Laparoscopic surgery reduces the size of the incision needed to operate. But it has proved challenging for some surgeons to learn.
Versius was developed to biomic the movement of the human arm and is controlled by surgeons via a console and screen.
“As far as the patient is concerned, obviously there is less pain, less bleeding and less risk of infection,” said Prof Nagarkar.
“I feel we need to elaborate on the advantages to the surgeon. Without being glued to the console, I could comfortably relax in a chair and operate. I have done six robotic-assisted procedures in one single day, without getting tired, myself.”
He said the system was “going to be a big advantage and for the benefit to mankind in the years to come”.
In February, it was announced that Versius - developed to biomimic the movement of the human arm - had been used by two NHS hospitals in the UK for minimal access surgery (MAS). The Western General Hospital in Edinburgh was first, followed by Milton Keynes University Hospital NHS Trust in Buckinghamshire.
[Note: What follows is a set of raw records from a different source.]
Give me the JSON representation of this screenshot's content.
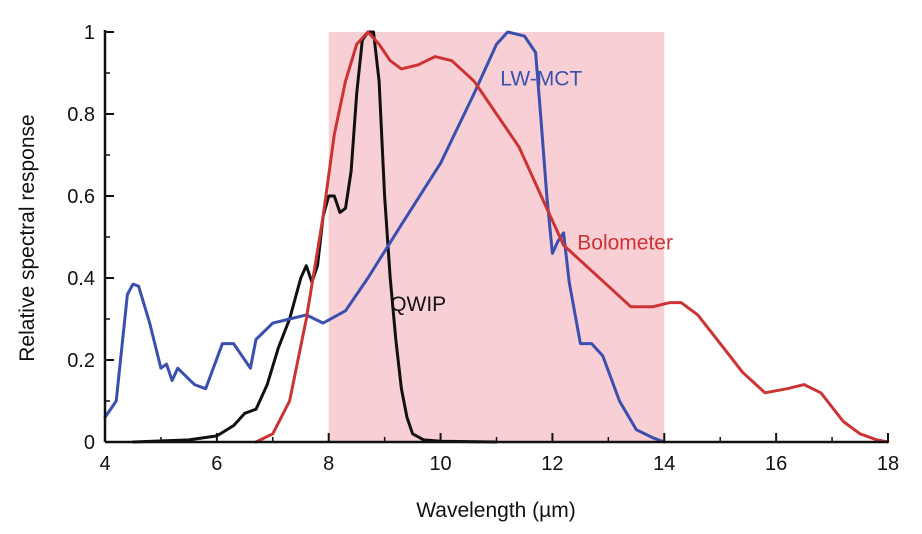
{
  "chart_data": {
    "type": "line",
    "title": "",
    "xlabel": "Wavelength (µm)",
    "ylabel": "Relative spectral response",
    "xlim": [
      4,
      18
    ],
    "ylim": [
      0,
      1
    ],
    "x_ticks": [
      4,
      6,
      8,
      10,
      12,
      14,
      16,
      18
    ],
    "x_tick_labels": [
      "4",
      "6",
      "8",
      "10",
      "12",
      "14",
      "16",
      "18"
    ],
    "y_ticks": [
      0,
      0.2,
      0.4,
      0.6,
      0.8,
      1
    ],
    "y_tick_labels": [
      "0",
      "0.2",
      "0.4",
      "0.6",
      "0.8",
      "1"
    ],
    "grid": false,
    "shaded_band": {
      "x_range": [
        8,
        14
      ],
      "color": "#f9cfd6"
    },
    "series": [
      {
        "name": "QWIP",
        "color": "#111111",
        "points": [
          [
            4.5,
            0
          ],
          [
            5.5,
            0.005
          ],
          [
            6.0,
            0.015
          ],
          [
            6.3,
            0.04
          ],
          [
            6.5,
            0.07
          ],
          [
            6.7,
            0.08
          ],
          [
            6.9,
            0.14
          ],
          [
            7.1,
            0.23
          ],
          [
            7.3,
            0.3
          ],
          [
            7.5,
            0.4
          ],
          [
            7.6,
            0.43
          ],
          [
            7.7,
            0.39
          ],
          [
            7.8,
            0.43
          ],
          [
            7.9,
            0.55
          ],
          [
            8.0,
            0.6
          ],
          [
            8.1,
            0.6
          ],
          [
            8.2,
            0.56
          ],
          [
            8.3,
            0.57
          ],
          [
            8.4,
            0.66
          ],
          [
            8.5,
            0.85
          ],
          [
            8.6,
            0.98
          ],
          [
            8.7,
            1.0
          ],
          [
            8.8,
            1.0
          ],
          [
            8.9,
            0.88
          ],
          [
            9.0,
            0.6
          ],
          [
            9.1,
            0.4
          ],
          [
            9.2,
            0.25
          ],
          [
            9.3,
            0.13
          ],
          [
            9.4,
            0.06
          ],
          [
            9.5,
            0.02
          ],
          [
            9.7,
            0.005
          ],
          [
            10.0,
            0.002
          ],
          [
            11.0,
            0
          ]
        ],
        "label_position_data": [
          9.6,
          0.32
        ]
      },
      {
        "name": "LW-MCT",
        "color": "#3a4fae",
        "points": [
          [
            4.0,
            0.06
          ],
          [
            4.2,
            0.1
          ],
          [
            4.4,
            0.36
          ],
          [
            4.5,
            0.385
          ],
          [
            4.6,
            0.38
          ],
          [
            4.8,
            0.29
          ],
          [
            5.0,
            0.18
          ],
          [
            5.1,
            0.19
          ],
          [
            5.2,
            0.15
          ],
          [
            5.3,
            0.18
          ],
          [
            5.6,
            0.14
          ],
          [
            5.8,
            0.13
          ],
          [
            6.1,
            0.24
          ],
          [
            6.3,
            0.24
          ],
          [
            6.6,
            0.18
          ],
          [
            6.7,
            0.25
          ],
          [
            7.0,
            0.29
          ],
          [
            7.3,
            0.3
          ],
          [
            7.6,
            0.31
          ],
          [
            7.9,
            0.29
          ],
          [
            8.3,
            0.32
          ],
          [
            8.7,
            0.4
          ],
          [
            9.3,
            0.53
          ],
          [
            10.0,
            0.68
          ],
          [
            10.6,
            0.85
          ],
          [
            11.0,
            0.97
          ],
          [
            11.2,
            1.0
          ],
          [
            11.5,
            0.99
          ],
          [
            11.7,
            0.95
          ],
          [
            11.8,
            0.78
          ],
          [
            11.9,
            0.6
          ],
          [
            12.0,
            0.46
          ],
          [
            12.1,
            0.49
          ],
          [
            12.2,
            0.51
          ],
          [
            12.3,
            0.39
          ],
          [
            12.5,
            0.24
          ],
          [
            12.7,
            0.24
          ],
          [
            12.9,
            0.21
          ],
          [
            13.2,
            0.1
          ],
          [
            13.5,
            0.03
          ],
          [
            13.8,
            0.01
          ],
          [
            14.0,
            0
          ]
        ],
        "label_position_data": [
          11.8,
          0.87
        ]
      },
      {
        "name": "Bolometer",
        "color": "#cc3333",
        "points": [
          [
            6.7,
            0
          ],
          [
            7.0,
            0.02
          ],
          [
            7.3,
            0.1
          ],
          [
            7.6,
            0.3
          ],
          [
            7.9,
            0.55
          ],
          [
            8.1,
            0.75
          ],
          [
            8.3,
            0.88
          ],
          [
            8.5,
            0.97
          ],
          [
            8.7,
            1.0
          ],
          [
            8.9,
            0.97
          ],
          [
            9.1,
            0.93
          ],
          [
            9.3,
            0.91
          ],
          [
            9.6,
            0.92
          ],
          [
            9.9,
            0.94
          ],
          [
            10.2,
            0.93
          ],
          [
            10.6,
            0.88
          ],
          [
            11.0,
            0.8
          ],
          [
            11.4,
            0.72
          ],
          [
            11.8,
            0.6
          ],
          [
            12.2,
            0.48
          ],
          [
            12.6,
            0.43
          ],
          [
            13.0,
            0.38
          ],
          [
            13.4,
            0.33
          ],
          [
            13.8,
            0.33
          ],
          [
            14.1,
            0.34
          ],
          [
            14.3,
            0.34
          ],
          [
            14.6,
            0.31
          ],
          [
            15.0,
            0.24
          ],
          [
            15.4,
            0.17
          ],
          [
            15.8,
            0.12
          ],
          [
            16.2,
            0.13
          ],
          [
            16.5,
            0.14
          ],
          [
            16.8,
            0.12
          ],
          [
            17.2,
            0.05
          ],
          [
            17.5,
            0.02
          ],
          [
            17.8,
            0.005
          ],
          [
            18.0,
            0
          ]
        ],
        "label_position_data": [
          13.3,
          0.47
        ]
      }
    ]
  }
}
Investors have heavily backed CMR Surgical’s innovative technology, taking its valuation to unicorn status.
But the company has rolled out the robotic system in a deliberate and careful fashion, capturing surgical cases within its clinical registry to ensure patient safety and support surgical standards over the long term.
Combining Versius with a digital ecosystem will provide surgeons with data-driven insights.
Mark Slack, chief medical officer of CMR Surgical, said: “It is fantastic to be working with surgeons to successfully perform over 1,000 surgeries globally – an important milestone as we bring MAS to patients around the world.
“We always set out to introduce Versius responsibly, and by using the clinical registry alongside our system, we are able to continuously analyse the growing data we have and share insights with the surgical community so that we can work together to deliver the best surgical care.”
Versius is smaller and more portable than some other well-established robotic systems, meaning it can be used in more than one operating theatre in a hospital, improving its cost-effectiveness.